No, that dbl joist that was cut is supporting the stairway header, not to mention the wall above. You have to sandwich the dbl joist, and most likely jack it up to do it. Pick steel or wood, either way will require the joist be built out so that the pipe doesn't stick out.
The pic is one thought. Green is the shim to bury the pipe, red is for the scabs. Glue and nail, bolt if you want.
Edited 1/11/2003 5:54:54 PM ET by Qtrmeg
CAG, which end of the stairs is this? Is there anything else holding this up? Does it tie into something else on the other side of the opening? Is the staircase freestanding? Joe H
Joe is the "down Stairs" portion of the stairs, the stair stringers are hung on the other side of the opening. As far as I can tell the only thing left holding this up is where it is attached on either end and the nails coming through sub floor into it keep it from coming complety down now. There were 1x3s on the flat to hold the old tile cieling up those have been removed to allow access for the pluming. Its being temporary held up with just enough support to keep it from coming down until monday morning. Its probably been there for years.
My question is the hell is stupid enough to cut through an entire double joist?
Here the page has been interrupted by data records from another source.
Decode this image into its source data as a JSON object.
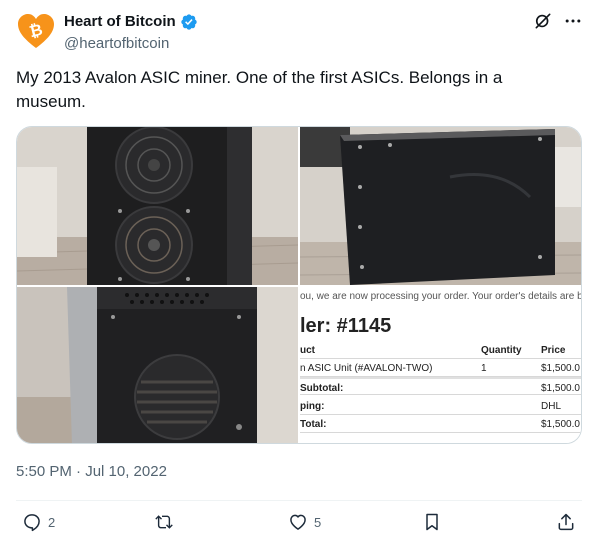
{
  "author": {
    "name": "Heart of Bitcoin",
    "handle": "@heartofbitcoin",
    "verified": true
  },
  "tweet": {
    "text": "My 2013 Avalon ASIC miner. One of the first ASICs. Belongs in a museum.",
    "timestamp": "5:50 PM · Jul 10, 2022"
  },
  "receipt": {
    "message": "ou, we are now processing your order. Your order's details are below.",
    "order_label": "ler: #1145",
    "headers": [
      "uct",
      "Quantity",
      "Price"
    ],
    "rows": [
      [
        "n ASIC Unit (#AVALON-TWO)",
        "1",
        "$1,500.0"
      ],
      [
        "Subtotal:",
        "",
        "$1,500.0"
      ],
      [
        "ping:",
        "",
        "DHL"
      ],
      [
        "Total:",
        "",
        "$1,500.0"
      ]
    ]
  },
  "engagement": {
    "replies": "2",
    "reposts": "",
    "likes": "5"
  },
  "colors": {
    "accent": "#1d9bf0",
    "avatar_orange": "#f7931a",
    "muted": "#536471"
  },
  "icons": {
    "reply": "reply-icon",
    "repost": "repost-icon",
    "like": "heart-icon",
    "bookmark": "bookmark-icon",
    "share": "share-icon",
    "grok": "grok-icon",
    "more": "more-icon"
  }
}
Guess they don't teach gravity in plumbing school.
Thanks for the reply, I think that sounds like best idea to sister a new joist on each side of the old. Carry them the full length of the span correct?
Thanks to everyone else that has replied all advice is appreciated
That cut joist was originally doubled to be the carrier for the header along the long side of the stair opening. That header is also norally doubled and the remaining single joists are hung to that.
As it is now, the carrier no longer supports the load as was intended and if it weren't for the interaction of the other components, such as the flooring nailed to the joists, the lumber box around the stair opening, the other carrier at the other end of the opening, the structure would have a pronounced downward sag.
You can use Qtrmeg's drawing as a guide but instead of scabbing on another short joist, dying into the header, add another full length joist out board of the originals (next to the one already drawn by Qrtmeg). Both of these new joists should bear on whatever the cut originals were on. You can now attach, as in scab on, the cut joists to the new, using the bolts as was mentioned by, I think, Junkhound. Place at least 2 bolts, high and low, near the point where the header was attached to the original carrier and a couple more further away toward the plumbing cut. That should be more than enough to transfer the weight from the cut carrier to the new doubled carrier. Not knowing the full lengths of all the parts makes it difficut to postulate further.
What the heck, throw in a couple more bolts.
That won't work. Go back and look at his orginal diagram.
The joist just to the bottom of the cut double is only supported by the joist for the stair opening. And that inturn is surported by the cut joist.
ooops, missed that.
Qtrmeg is right. That Joist is supporting the stairway framing and, unless there is a bearing wall under the frame at least half of the floor load on the joists tying into the stairway. Again, unless there is a bearing wall under the frame I would expect you have significant sag in that area. You say you are not a framing expert. I would recommend you get someone who is, perhaps even a structural engineer. All of the problems should be corrected.